Getting a callable for any value?

C

Croepha

Is there anything like this in the standard library?

class AnyFactory(object):
def __init__(self, anything):
self.product = anything
def __call__(self):
return self.product
def __repr__(self):
return "%s.%s(%r)" % (self.__class__.__module__, self.__class__.__name__,
self.product)

my use case is:
collections.defaultdict(AnyFactory(collections.defaultdict(AnyFactory(None))))

And I think lambda expressions are not preferable...

I found itertools.repeat(anything).next and functools.partial(copy.copy,
anything)

but both of those don't repr well... and are confusing...

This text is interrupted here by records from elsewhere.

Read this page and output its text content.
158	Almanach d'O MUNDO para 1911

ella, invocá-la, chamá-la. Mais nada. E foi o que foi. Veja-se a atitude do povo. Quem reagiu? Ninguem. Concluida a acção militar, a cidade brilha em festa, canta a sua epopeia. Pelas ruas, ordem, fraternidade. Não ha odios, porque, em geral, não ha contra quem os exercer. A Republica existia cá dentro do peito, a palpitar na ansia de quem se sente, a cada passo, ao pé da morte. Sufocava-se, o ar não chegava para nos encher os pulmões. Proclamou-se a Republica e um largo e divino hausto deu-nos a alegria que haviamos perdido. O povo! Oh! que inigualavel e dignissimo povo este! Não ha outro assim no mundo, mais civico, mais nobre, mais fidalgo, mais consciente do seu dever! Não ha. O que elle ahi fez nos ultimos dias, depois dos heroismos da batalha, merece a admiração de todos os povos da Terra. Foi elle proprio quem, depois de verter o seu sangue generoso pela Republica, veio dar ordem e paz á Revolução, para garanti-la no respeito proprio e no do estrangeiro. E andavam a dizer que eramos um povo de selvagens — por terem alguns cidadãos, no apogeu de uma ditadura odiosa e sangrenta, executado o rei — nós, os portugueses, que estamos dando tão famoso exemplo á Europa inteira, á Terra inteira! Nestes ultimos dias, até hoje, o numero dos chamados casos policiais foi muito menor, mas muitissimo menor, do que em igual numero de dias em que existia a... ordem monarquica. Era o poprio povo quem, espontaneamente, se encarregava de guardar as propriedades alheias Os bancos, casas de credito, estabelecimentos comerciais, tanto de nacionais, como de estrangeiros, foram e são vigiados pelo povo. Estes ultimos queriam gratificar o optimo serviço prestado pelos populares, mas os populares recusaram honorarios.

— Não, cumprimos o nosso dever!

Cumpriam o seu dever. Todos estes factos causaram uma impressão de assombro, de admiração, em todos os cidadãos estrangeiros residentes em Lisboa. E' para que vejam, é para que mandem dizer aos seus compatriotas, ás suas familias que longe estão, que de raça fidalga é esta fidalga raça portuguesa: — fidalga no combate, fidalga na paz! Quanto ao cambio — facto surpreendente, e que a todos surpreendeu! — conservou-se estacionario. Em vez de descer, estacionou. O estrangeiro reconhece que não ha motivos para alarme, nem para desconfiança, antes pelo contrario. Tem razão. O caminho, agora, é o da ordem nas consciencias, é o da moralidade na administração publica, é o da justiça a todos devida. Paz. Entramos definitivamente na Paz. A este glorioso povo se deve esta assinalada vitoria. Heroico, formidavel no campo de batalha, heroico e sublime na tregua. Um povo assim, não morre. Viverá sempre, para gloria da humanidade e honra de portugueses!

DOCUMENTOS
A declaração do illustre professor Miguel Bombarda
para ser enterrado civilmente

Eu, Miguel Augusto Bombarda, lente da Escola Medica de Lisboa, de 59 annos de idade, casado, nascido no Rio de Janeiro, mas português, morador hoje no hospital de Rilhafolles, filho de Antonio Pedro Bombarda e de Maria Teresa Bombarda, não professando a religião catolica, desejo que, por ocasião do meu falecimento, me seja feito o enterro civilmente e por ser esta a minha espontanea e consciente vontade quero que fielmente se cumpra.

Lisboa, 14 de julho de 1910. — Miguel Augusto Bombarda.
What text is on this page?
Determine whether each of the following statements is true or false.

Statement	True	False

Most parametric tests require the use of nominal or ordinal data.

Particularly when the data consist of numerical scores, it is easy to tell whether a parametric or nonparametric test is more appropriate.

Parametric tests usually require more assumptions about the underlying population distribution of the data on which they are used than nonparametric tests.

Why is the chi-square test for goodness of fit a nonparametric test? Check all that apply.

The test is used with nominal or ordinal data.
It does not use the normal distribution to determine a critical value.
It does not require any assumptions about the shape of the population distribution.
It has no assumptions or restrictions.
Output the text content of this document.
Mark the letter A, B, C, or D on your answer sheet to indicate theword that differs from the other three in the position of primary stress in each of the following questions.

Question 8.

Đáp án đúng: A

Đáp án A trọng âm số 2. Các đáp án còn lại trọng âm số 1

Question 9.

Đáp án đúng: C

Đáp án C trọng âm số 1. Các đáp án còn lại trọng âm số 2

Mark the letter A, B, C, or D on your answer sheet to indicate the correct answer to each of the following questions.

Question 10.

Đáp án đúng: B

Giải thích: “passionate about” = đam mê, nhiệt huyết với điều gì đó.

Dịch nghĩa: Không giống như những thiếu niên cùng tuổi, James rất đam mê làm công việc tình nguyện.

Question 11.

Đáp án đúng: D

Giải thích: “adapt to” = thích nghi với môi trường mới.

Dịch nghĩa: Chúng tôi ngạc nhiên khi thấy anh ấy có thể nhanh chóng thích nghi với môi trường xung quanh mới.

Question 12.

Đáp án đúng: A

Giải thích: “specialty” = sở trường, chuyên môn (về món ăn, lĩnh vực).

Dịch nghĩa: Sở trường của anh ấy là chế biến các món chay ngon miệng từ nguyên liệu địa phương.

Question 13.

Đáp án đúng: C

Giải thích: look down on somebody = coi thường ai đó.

I think AnyFactory is the most readable, but is confusing if the reader
doesn't know what it is, am I missing a standard implementation of this?
 
S

Steven D'Aprano

Is there anything like this in the standard library?

class AnyFactory(object):
def __init__(self, anything):
self.product = anything
def __call__(self):
return self.product
def __repr__(self):
return "%s.%s(%r)" % (self.__class__.__module__,
self.__class__.__name__, self.product)

my use case is:
collections.defaultdict(AnyFactory(collections.defaultdict(
AnyFactory(None))))

That's not a use-case. That's a code snippet. What does it mean? Why
would you write such an ugly thing? What does it do? I get a headache
just looking at it.

I *think* it's a defaultdict that returns a defaultdict on KeyError,
where the *second* defaultdict returns None.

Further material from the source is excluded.